A busca pelo pai é uma temática comum nas narrativas mexicanas. Como exemplo disso há as teledramaturgias que recorrem a essa proposta. E apenas com as recordações do que lhe foi contado pela sua mãe, com a voz cheia de rancor, ele chega a Comala, cidade rodeada por bosques:
Vim a Comala porque me disseram que aqui vivia meu pai, um tal de Pedro Páramo. Minha mãe me disse. E eu prometi que viria vê-lo assim que ela morresse. Apertei suas mãos em sinal de que faria isso; pois ela estava morrendo, e eu decidido a prometer tudo.
A novela de Juan Rulfo, escrita em 1955, tem seu lugar de destaque na literatura mexicana e na latino-americana e foi publicada em diversas revistas com dois títulos diferentes, Una estrella junto a la luna e Los murmullos, até ser apresentada ao Fundo de Cultura Econômica e publicada com o título que conhecemos.
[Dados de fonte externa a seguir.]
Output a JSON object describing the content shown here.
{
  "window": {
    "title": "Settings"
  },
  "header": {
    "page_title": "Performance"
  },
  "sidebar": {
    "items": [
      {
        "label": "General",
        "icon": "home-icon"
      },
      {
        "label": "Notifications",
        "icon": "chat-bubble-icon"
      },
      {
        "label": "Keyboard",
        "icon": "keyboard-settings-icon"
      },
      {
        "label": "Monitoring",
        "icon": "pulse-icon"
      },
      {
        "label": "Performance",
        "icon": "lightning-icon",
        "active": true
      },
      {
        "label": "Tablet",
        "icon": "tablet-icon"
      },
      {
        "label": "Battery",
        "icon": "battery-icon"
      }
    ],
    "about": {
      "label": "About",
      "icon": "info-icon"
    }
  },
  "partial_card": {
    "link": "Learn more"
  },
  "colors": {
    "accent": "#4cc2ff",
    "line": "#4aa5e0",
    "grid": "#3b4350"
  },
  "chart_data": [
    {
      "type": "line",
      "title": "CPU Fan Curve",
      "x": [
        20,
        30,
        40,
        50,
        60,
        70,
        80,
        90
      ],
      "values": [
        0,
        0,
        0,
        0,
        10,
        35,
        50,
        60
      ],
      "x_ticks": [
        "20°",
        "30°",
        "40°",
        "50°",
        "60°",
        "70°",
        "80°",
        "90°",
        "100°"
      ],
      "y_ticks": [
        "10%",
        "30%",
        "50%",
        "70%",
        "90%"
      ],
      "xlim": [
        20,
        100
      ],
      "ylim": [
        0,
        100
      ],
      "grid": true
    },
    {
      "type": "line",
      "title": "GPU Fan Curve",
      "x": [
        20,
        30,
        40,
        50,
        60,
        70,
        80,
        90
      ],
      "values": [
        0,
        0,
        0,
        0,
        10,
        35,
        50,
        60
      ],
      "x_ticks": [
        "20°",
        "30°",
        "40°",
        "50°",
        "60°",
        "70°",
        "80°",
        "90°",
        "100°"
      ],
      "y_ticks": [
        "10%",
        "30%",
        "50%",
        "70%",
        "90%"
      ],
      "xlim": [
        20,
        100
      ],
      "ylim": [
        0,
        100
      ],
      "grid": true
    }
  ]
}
Pedro Páramo se move em diferentes planos narrativos, rompendo as fronteiras entre vivos e mortos. Dentro dessa novela existem muitas outras novelas. Vai desde uma história de injustiça até uma história da realidade amarga do México, tudo isso se pautando na busca de um pai pelo filho. Existem tantos narradores dentro dessa história que é quase como se estivéssemos lendo através de um caleidoscópio. Temos um narrador pessoal, na voz do Juan Preciado, que conta sua jornada por Comala, e temos um narrador impessoal que narra outras histórias da pequena cidade. E, ainda que essas duas vozes se intercalem e se cruzem ao longo do romance, elas tomam posições de oposição e de contraste. E isso tudo fica bem claro se apenas notarmos que os personagens que personificam essas vozes têm nomes e sobrenomes diferentes e, no entanto, são pai e filho.
Há uma heterogeneidade nas literaturas produzidas na América Latina e é preciso observá-la ao tentar englobar dentro de uma totalidade a pluralidade dessas produções literárias. Afinal, estão inseridas em várias culturas e contextos, que vivem diferentes conflitos. Não dá para pensar em literatura latino-americana sem pensar a sociedade latino-americana.
Pedro Páramo é regionalista e preserva sua linguagem regional, mas, apesar desses traços, é uma obra universal. A violência e o religioso caminham lado a lado, nos mesmos moldes com que Guimarães Rosa escreveu Grande sertão: veredas, mas de forma mais inovadora no plano da narrativa. É um livro tão fascinante e com uma carga cultural tão rica que inspirou até mesmo o Nobel de Literatura, Gabriel García Márquez, que ao ler Pedro Páramo encontrou o caminho que buscava para continuar seus livros.